The Brooklyn-based start-up Smallhold, a "distributed farming" company, takes the "farm-to-table" concept a little further: It moves the farm into the kitchens of restaurants, cafeterias, grocery stores and other businesses. How so?
The masterminds behind Smallhold, Andrew Carter, a longtime expert in controlled-environment farm systems, and Adam DeMartino, who specializes in product strategies for startups, developed 100 percent climate-controlled vertical farms which they can distribute anywhere throughout urban environments.
Much like a traditional nursery, the company grows the crops 3/4 of the way. The urban farmers then plant their crops into miniature vertical farm units, reclaimed shipping containers, which can be delivered to restaurants and businesses all across NYC. Outfitted with wifi, the growers at Smallhold's headquarter continue to monitor and control the units from afar, while the restaurants can harvest goods such as lettuce, arugula, watercress, mushrooms or basil in house, providing their customers with the freshest local food.
"Smallhold connects people to produce in the simplest way possible: Bringing the farm to them," the company explains on its website. "In doing so, we challenge the world to hold their food to higher standards of freshness, supply and sustainability."

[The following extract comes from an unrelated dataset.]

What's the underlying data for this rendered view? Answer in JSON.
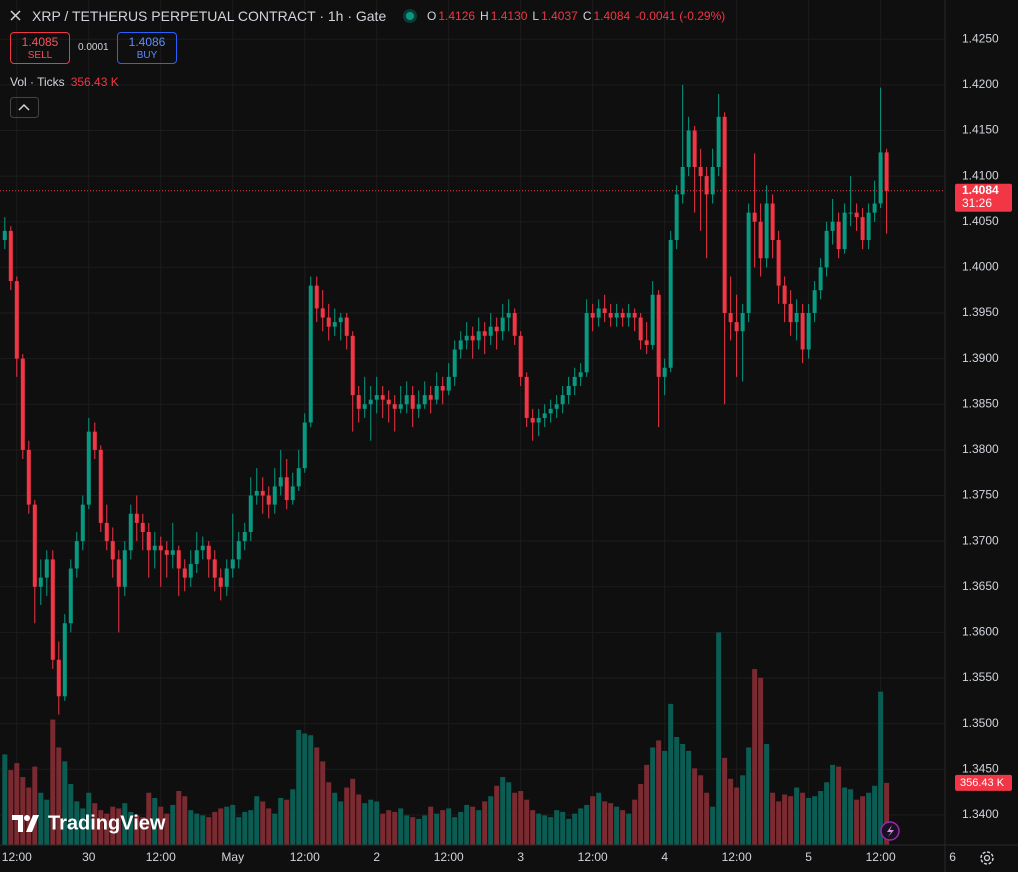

So far, Smallhold is working with a variety of restaurants and businesses, including Mission Chinese, for which they built a custom-installation to match the aesthetics of the restaurant, and Bun-Ker Vietnamese, which harvests blue oyster and shiitake mushrooms on-site, helping the urban farming company to get one step closer to its dream: fresh, exotic mushrooms growing in every restaurant, cafeteria and backyard in NYC.